Ora , ovviamente, non vi spoilero tutto il libro che merita di essere letto, ma tutto questo accende o meglio spegne un fuoco nella vita del protagonista che decide di sparire, di annullarsi, di diventare uno degli invisibili che incontriamo ogni giorno per strada e da cui spesso scappiamo anche solo con lo sguardo.
Perché non chiedono l’elemosina, sarebbe molto più semplice.
Ma, molto più spesso, sono la nostra cattiva coscienza.
E quindi quella vita in cui il tetto è un cielo di stelle, ma anche meno romanticamente d’inverno dei gas di scarico delle auto per provare a scaldarsi.

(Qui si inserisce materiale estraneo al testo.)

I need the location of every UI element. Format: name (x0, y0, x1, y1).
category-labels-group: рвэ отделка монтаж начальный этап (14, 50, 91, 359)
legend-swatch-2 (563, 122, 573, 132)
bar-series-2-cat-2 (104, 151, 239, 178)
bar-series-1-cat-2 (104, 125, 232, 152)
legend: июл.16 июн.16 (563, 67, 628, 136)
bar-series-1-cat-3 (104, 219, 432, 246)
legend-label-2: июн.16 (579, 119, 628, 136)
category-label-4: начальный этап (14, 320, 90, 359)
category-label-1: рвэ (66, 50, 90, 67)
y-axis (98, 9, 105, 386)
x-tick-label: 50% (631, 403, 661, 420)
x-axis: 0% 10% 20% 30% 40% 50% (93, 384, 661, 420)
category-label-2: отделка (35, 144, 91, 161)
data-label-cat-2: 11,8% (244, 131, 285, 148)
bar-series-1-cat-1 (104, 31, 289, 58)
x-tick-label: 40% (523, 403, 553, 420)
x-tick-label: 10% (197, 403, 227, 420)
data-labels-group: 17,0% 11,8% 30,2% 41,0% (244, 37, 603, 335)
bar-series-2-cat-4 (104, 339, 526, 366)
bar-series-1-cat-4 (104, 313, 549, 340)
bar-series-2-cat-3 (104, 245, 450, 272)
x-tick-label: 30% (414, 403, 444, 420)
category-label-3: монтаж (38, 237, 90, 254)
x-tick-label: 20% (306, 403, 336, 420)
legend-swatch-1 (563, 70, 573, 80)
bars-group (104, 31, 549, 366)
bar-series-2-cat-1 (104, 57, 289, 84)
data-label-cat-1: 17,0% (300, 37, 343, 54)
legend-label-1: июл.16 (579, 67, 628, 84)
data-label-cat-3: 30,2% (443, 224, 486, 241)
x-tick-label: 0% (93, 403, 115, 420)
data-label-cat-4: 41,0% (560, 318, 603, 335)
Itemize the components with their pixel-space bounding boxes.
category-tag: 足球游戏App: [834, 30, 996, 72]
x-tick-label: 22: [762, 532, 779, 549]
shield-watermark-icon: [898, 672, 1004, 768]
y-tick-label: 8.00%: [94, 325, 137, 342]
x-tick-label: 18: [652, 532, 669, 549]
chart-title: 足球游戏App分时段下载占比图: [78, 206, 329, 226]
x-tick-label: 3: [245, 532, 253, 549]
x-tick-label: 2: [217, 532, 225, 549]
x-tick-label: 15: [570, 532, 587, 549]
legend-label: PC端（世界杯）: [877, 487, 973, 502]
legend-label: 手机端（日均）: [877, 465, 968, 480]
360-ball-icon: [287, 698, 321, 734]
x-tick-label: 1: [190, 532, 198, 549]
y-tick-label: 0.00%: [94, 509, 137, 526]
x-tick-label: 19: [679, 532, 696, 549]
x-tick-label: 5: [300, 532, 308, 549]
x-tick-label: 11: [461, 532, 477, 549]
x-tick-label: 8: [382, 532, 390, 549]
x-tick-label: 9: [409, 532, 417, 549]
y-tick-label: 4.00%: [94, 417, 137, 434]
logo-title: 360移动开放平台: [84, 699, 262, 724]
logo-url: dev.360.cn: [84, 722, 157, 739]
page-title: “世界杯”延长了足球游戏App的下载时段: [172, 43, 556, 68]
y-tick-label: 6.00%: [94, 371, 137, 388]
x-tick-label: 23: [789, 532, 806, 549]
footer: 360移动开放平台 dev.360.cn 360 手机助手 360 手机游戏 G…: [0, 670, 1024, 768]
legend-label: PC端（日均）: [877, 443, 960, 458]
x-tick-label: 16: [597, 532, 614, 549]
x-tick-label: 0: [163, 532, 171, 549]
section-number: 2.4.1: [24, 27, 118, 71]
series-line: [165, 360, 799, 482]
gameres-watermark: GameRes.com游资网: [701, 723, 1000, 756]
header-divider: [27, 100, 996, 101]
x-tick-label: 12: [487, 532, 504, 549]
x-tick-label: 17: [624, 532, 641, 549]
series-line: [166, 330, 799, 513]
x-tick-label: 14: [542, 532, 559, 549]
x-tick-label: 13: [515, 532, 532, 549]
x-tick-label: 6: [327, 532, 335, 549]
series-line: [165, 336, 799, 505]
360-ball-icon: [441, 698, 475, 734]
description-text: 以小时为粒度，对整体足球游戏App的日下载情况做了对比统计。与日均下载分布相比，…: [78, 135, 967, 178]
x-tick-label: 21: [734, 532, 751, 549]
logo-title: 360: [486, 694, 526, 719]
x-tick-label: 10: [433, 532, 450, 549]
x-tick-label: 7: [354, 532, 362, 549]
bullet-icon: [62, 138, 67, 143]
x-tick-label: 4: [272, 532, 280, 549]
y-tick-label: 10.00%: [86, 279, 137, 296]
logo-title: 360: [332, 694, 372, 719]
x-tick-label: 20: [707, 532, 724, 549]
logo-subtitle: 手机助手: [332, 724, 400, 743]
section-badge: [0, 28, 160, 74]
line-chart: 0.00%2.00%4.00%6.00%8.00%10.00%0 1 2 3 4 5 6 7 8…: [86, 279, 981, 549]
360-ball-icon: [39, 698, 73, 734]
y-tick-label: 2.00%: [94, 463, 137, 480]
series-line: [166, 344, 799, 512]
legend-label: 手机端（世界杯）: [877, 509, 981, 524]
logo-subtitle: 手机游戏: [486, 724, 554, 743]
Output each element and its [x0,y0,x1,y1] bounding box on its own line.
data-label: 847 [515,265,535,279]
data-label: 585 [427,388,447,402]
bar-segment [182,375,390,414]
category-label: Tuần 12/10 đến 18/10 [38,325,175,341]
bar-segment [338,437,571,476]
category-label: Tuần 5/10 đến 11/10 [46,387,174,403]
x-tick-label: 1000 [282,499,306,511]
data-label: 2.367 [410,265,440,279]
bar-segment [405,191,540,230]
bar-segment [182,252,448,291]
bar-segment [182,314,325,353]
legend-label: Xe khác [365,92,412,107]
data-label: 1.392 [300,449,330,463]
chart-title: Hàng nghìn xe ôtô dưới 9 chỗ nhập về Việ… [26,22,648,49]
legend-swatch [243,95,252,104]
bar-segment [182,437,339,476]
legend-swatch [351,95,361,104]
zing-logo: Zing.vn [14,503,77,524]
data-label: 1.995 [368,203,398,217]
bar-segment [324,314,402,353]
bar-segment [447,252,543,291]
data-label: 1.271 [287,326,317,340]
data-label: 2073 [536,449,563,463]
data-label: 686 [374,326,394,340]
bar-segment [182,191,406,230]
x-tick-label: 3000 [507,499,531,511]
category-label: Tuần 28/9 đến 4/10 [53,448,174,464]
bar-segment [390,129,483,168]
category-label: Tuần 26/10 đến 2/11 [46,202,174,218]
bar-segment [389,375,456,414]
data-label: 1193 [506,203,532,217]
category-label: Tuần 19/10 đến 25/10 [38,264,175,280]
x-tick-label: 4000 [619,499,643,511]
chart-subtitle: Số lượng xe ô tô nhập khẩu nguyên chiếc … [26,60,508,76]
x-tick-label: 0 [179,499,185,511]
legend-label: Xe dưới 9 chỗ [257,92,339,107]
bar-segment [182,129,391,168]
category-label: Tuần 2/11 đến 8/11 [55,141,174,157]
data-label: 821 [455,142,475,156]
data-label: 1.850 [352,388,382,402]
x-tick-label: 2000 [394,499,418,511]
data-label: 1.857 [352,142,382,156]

E mi piace condividere tutto questo con alcuni dei sacerdoti più straordinari che conosco e che, a mio parere, vivono sulla propria pelle le parole di Cristo prima ancora di predicarle. Penso a Nicolò Anselmi, ora vescovo di Rimini, a Massimiliano Moretti, a Giacomo Martino, Valentino Porcile, Paolo Marrè Brunenghi e tantissimi altri.
Perché è solo grazie a loro e a chi, cattolico o laico, ragiona o agisce come loro che tanti invisibili, tanti ultimi, tanti scomparsi o annullati per propria scelta, ritrovano la propria vita, ma soprattutto la propria dignità. Perché credo proprio sia questa la parola chiave per comprendere questa storia: dignità.
Non la privazione, non la povertà, non la difficoltà, ma la dignità.
Chiunque abbia conosciuto chi vive per strada sotto i cartoni o anche semplicemente abbia avuto la fortuna di servire qualche volta a Sant’Egidio o in una delle comunità che aiutano chi ne ha più bisogno – nel libro si parla della straordinaria Opera San Francesco per i Poveri di Milano, ma potrei parlare di Sant’Egidio a Genova con Andrea Chiappori – sa che spesso non c’è alcun modo di convincere chi ha scelto la strada di optare per altre soluzioni: dormitori, servizi sociali o altro.
Perché la scelta della strada è una scelta psicologica e di vita prima di essere una scelta economica. E tutto questo Gugliotta lo racconta benissimo, con cuore, sensibilità, ricerca della bellezza.
Ne esce uno dei più bei carabinieri della storia della letteratura, bello come quello, diversissimo, raccontato da Salvatore Careddu, l’ispiratore dei “Racconti del maresciallo”.
Persone, i due carabinieri – quello di carta di Roberto e quello in carne e ossa, Salvatore – che, ancora una volta, nonostante tutto, ci fanno sentire orgogliosi di essere italiani.